OH DON’T ASK WHY
2007 – Reissued 2017 Reviews & Comments Dennis Must’s splendid new collection Oh, Don't Ask Why is a worthy successor to Banjo Grease, his first book of stories, and it advances elements from that work: diminution of vitality, dissolution of family, fierce filial loyalties, a mingling of sexual ardor, grief, loss, and spiritual and moral anxiety and ambiguity. These elements are not merely threads in the collection's tapestry but are its very gut and sinew. The glass through which Must's character perceive life is definitely noir, and they are daunted by a variety of forces, among them multiple personalities and suicidal longings (hope and despair can exist in the same sentence in a Must story), and many have an aesthetic subtext. Often it seems the sacred can only be defined by and in the presence of the profane—think of Kafka, Flannery O'Connor, Nathaniel West, Hawthorne. This is a darkly funny book that provokes the sort of laughter that dies in your throat as you realize that, as Brecht put it, “He who laughs has not yet been told the terrible news.” In Oh, Don't Ask Why we can again admire Must's trademark swift exposition and startling visual coups, and experience his affinity for the perfect detail. This collection will haunt the reader for a long, long time; as a Fitzgerald notebook entry goes, “Draw your chair up close to the edge of the precipice and I'll tell you a story.”—Geoffrey Clark , author of WEDDING IN OCTOBER and JACKDOG SUMMER, plus short story collections.

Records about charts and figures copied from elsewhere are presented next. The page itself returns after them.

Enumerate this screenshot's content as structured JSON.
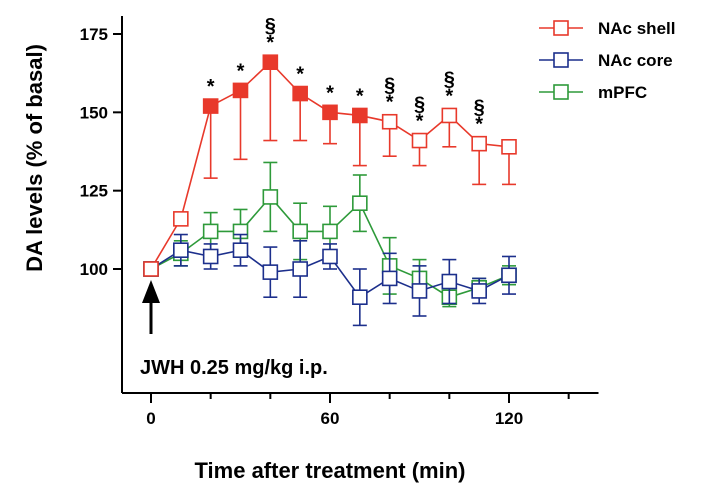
{
  "chart_data": {
    "type": "line",
    "title": "",
    "xlabel": "Time after treatment (min)",
    "ylabel": "DA levels (% of basal)",
    "xlim": [
      -10,
      150
    ],
    "ylim": [
      65,
      180
    ],
    "x_ticks": [
      0,
      60,
      120
    ],
    "x_tick_labels": [
      "0",
      "60",
      "120"
    ],
    "y_ticks": [
      100,
      125,
      150,
      175
    ],
    "y_tick_labels": [
      "100",
      "125",
      "150",
      "175"
    ],
    "legend_position": "top-right",
    "annotation": "JWH 0.25 mg/kg i.p.",
    "arrow_at_x": 0,
    "series": [
      {
        "name": "NAc shell",
        "color": "#e8392b",
        "x": [
          0,
          10,
          20,
          30,
          40,
          50,
          60,
          70,
          80,
          90,
          100,
          110,
          120
        ],
        "values": [
          100,
          116,
          152,
          157,
          166,
          156,
          150,
          149,
          147,
          141,
          149,
          140,
          139
        ],
        "error": [
          0,
          0,
          23,
          22,
          25,
          15,
          10,
          16,
          11,
          8,
          10,
          13,
          12
        ],
        "filled": [
          false,
          false,
          true,
          true,
          true,
          true,
          true,
          true,
          false,
          false,
          false,
          false,
          false
        ],
        "star": [
          false,
          false,
          true,
          true,
          true,
          true,
          true,
          true,
          true,
          true,
          true,
          true,
          false
        ],
        "section": [
          false,
          false,
          false,
          false,
          true,
          false,
          false,
          false,
          true,
          true,
          true,
          true,
          false
        ]
      },
      {
        "name": "NAc core",
        "color": "#1c2f8c",
        "x": [
          0,
          10,
          20,
          30,
          40,
          50,
          60,
          70,
          80,
          90,
          100,
          110,
          120
        ],
        "values": [
          100,
          106,
          104,
          106,
          99,
          100,
          104,
          91,
          97,
          93,
          96,
          93,
          98
        ],
        "error": [
          0,
          5,
          4,
          5,
          8,
          9,
          4,
          9,
          8,
          8,
          7,
          4,
          6
        ]
      },
      {
        "name": "mPFC",
        "color": "#2e9a3a",
        "x": [
          0,
          10,
          20,
          30,
          40,
          50,
          60,
          70,
          80,
          90,
          100,
          110,
          120
        ],
        "values": [
          100,
          105,
          112,
          112,
          123,
          112,
          112,
          121,
          101,
          97,
          91,
          94,
          98
        ],
        "error": [
          0,
          4,
          6,
          7,
          11,
          9,
          8,
          9,
          9,
          6,
          3,
          3,
          3
        ]
      }
    ]
  }
}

I cannot come up with any recent parallels to Dennis Must’s free improvisation with the language, using profanity as a cutting edge to lay bare the longings of the soul, except for Robert Johnson s ghostly lyrics, while the improvisational verve recalls blasts of noise from Ornette Coleman or Charles Mingus…Reading his stories gives me the recurring image of the writer cruising fast late at night on some godforsaken highway, flipping the radio dial. The signal he s looking for is the one beamed out of his childhood hometown.